I'm using numpy to find the median value from a list of tuples like this:

print(np.median( [x[1] for x in pairs]) )

The Pairs themselves come from the collections.namedtuple, and individually they look like this:

Pair(hash=u'0x034c9e7f28f136188ebb2a2630c26183b3df90c387490159b411cf7326764341', gas=21000)
Pair(hash=u'0xffda7269775dcd710565c5e0289a2254c195e006f34cafc80c4a3c89f479606e', gas=1000000)
Pair(hash=u'0x90ca439b7daa648fafee829d145adefa1dc17c064f43db77f573da873b641f19', gas=90000)
Pair(hash=u'0x7cba9f140ab0b3ec360e0a55c06f75b51c83b2e97662736523c26259a730007f', gas=40000)
Pair(hash=u'0x92dedff7dab405220c473aefd12e2e41d260d2dff7816c26005f78d92254aba2', gas=21000)

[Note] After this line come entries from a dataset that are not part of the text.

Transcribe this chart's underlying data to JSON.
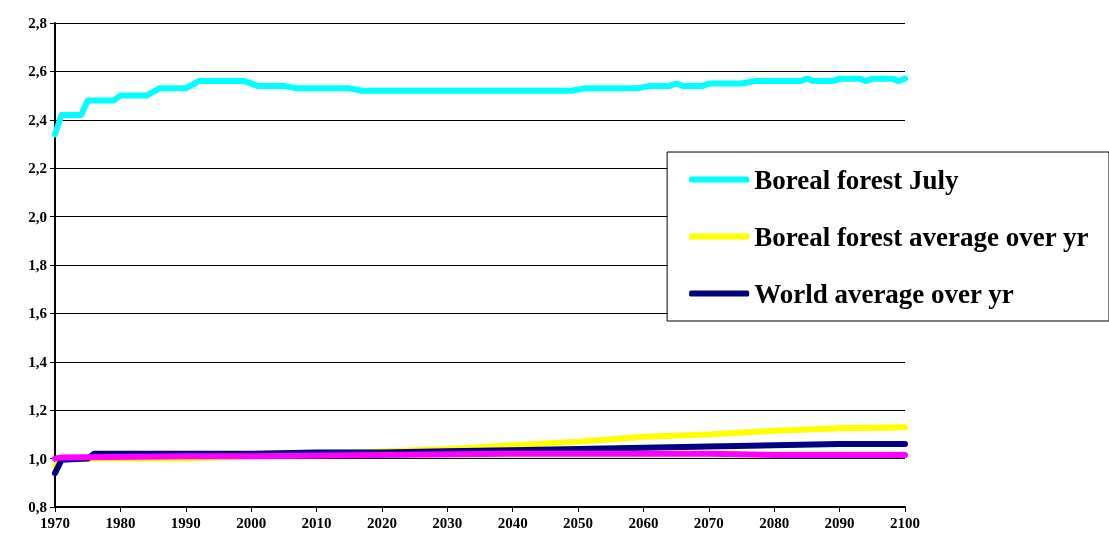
{
  "chart_data": {
    "type": "line",
    "legend": "right",
    "grid": "y",
    "marker": "none",
    "line_style": "solid",
    "xlim": [
      1970,
      2100
    ],
    "xticks": [
      1970,
      1980,
      1990,
      2000,
      2010,
      2020,
      2030,
      2040,
      2050,
      2060,
      2070,
      2080,
      2090,
      2100
    ],
    "ylim": [
      0.8,
      2.8
    ],
    "yticks": [
      {
        "value": 0.8,
        "label": "0,8"
      },
      {
        "value": 1.0,
        "label": "1,0"
      },
      {
        "value": 1.2,
        "label": "1,2"
      },
      {
        "value": 1.4,
        "label": "1,4"
      },
      {
        "value": 1.6,
        "label": "1,6"
      },
      {
        "value": 1.8,
        "label": "1,8"
      },
      {
        "value": 2.0,
        "label": "2,0"
      },
      {
        "value": 2.2,
        "label": "2,2"
      },
      {
        "value": 2.4,
        "label": "2,4"
      },
      {
        "value": 2.6,
        "label": "2,6"
      },
      {
        "value": 2.8,
        "label": "2,8"
      }
    ],
    "series": [
      {
        "name": "Boreal forest July",
        "color": "#00ffff",
        "x": [
          1970,
          1971,
          1974,
          1975,
          1979,
          1980,
          1984,
          1986,
          1990,
          1992,
          1999,
          2001,
          2005,
          2007,
          2015,
          2017,
          2049,
          2051,
          2059,
          2061,
          2064,
          2065,
          2066,
          2069,
          2070,
          2075,
          2077,
          2084,
          2085,
          2086,
          2089,
          2090,
          2093,
          2094,
          2095,
          2098,
          2099,
          2100
        ],
        "values": [
          2.34,
          2.42,
          2.42,
          2.48,
          2.48,
          2.5,
          2.5,
          2.53,
          2.53,
          2.56,
          2.56,
          2.54,
          2.54,
          2.53,
          2.53,
          2.52,
          2.52,
          2.53,
          2.53,
          2.54,
          2.54,
          2.55,
          2.54,
          2.54,
          2.55,
          2.55,
          2.56,
          2.56,
          2.57,
          2.56,
          2.56,
          2.57,
          2.57,
          2.56,
          2.57,
          2.57,
          2.56,
          2.57
        ]
      },
      {
        "name": "Boreal forest average over yr",
        "color": "#ffff00",
        "x": [
          1970,
          1971,
          1980,
          1990,
          2000,
          2010,
          2020,
          2030,
          2040,
          2050,
          2060,
          2070,
          2080,
          2090,
          2100
        ],
        "values": [
          0.97,
          1.0,
          1.0,
          1.0,
          null,
          null,
          null,
          1.04,
          1.055,
          1.07,
          1.09,
          1.1,
          1.115,
          1.125,
          1.13
        ]
      },
      {
        "name": "World average over yr",
        "color": "#000080",
        "x": [
          1970,
          1971,
          1975,
          1976,
          1990,
          2000,
          2010,
          2020,
          2030,
          2040,
          2050,
          2060,
          2070,
          2080,
          2090,
          2100
        ],
        "values": [
          0.94,
          0.995,
          1.0,
          1.02,
          1.02,
          1.02,
          1.025,
          1.025,
          1.03,
          1.035,
          1.04,
          1.045,
          1.05,
          1.055,
          1.06,
          1.06
        ]
      },
      {
        "color": "#ff00ff",
        "x": [
          1970,
          1971,
          1990,
          2000,
          2020,
          2040,
          2050,
          2060,
          2070,
          2080,
          2090,
          2100
        ],
        "values": [
          1.0,
          1.005,
          1.01,
          1.01,
          1.015,
          1.02,
          1.02,
          1.02,
          1.02,
          1.015,
          1.015,
          1.015
        ]
      }
    ]
  }
}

This is the method where I determine the median:

pairs = list(_as_pairs(dict_hash_gas))
# pprint.pprint(pairs)
if pairs:
    # Avoid a ValueError from min() and max() if the list is empty.
    print(min(pairs, key=lambda pair: pair.gas))
    print(max(pairs, key=lambda pair: pair.gas))
    print(np.median( [x[1] for x in pairs]) )

Here is how the structure is created:

def _as_pairs(pairs):
    for pair in pairs:
        # TODO:  Verify the dict conatains exactly one item?
        for k, v in pair.items():
            # Should the `key` string also be an integer?
            #yield Pair(key=int(k, base=16), value=int(v))
            yield Pair(hash=k, gas=int(v))

The full script can be sound here.

At the moment the output is like this:

Pair(hash=u'0xf4f034e23b4118cb4aa4e9d077f0f28d675e25e9dc2650225f32ac33e04c93aa', gas=21000)
Pair(hash=u'0x92de9056a6357752a46dff1d6ff274d204d450bbd6c51cefe757f199af105cb4', gas=4712388)
90000.0

The question is, how could I output the entire record, the entire Pair, associated with the median value, as opposed to just the median value itself?

Solution

You can get the index of median Pair, but it needs one more lines:

1) If you allways have len(pairs)%2 == 1, the median is unique and belongs to the pairs:

gases = np.array([pair.gas for pair in pairs])
medianGasIndex = np.where( gases == np.median(gases) )[0][0]
print(pairs[medianGasIndex])

2) If you may have len(pairs)%2 == 0, then you have to choose:

2.1) Either you want the median Pair that is the nearest value of the real median value (i.e. the 50 percentile, that is not contained in the dataset)

medianGasIndex = np.where( gases == np.percentile(gases,50,interpolation='nearest') )[0][0]

2.2) or you want both the right and left median values

leftMedianGasIndex = np.where( gases == np.percentile(gases,50,interpolation='lower') )[0][0]
rightMedianGasIndex = np.where( gases == np.percentile(gases,50,interpolation='higher') )[0][0]

It works with this minimal working example, just edit the way to get the median value acording to your needs.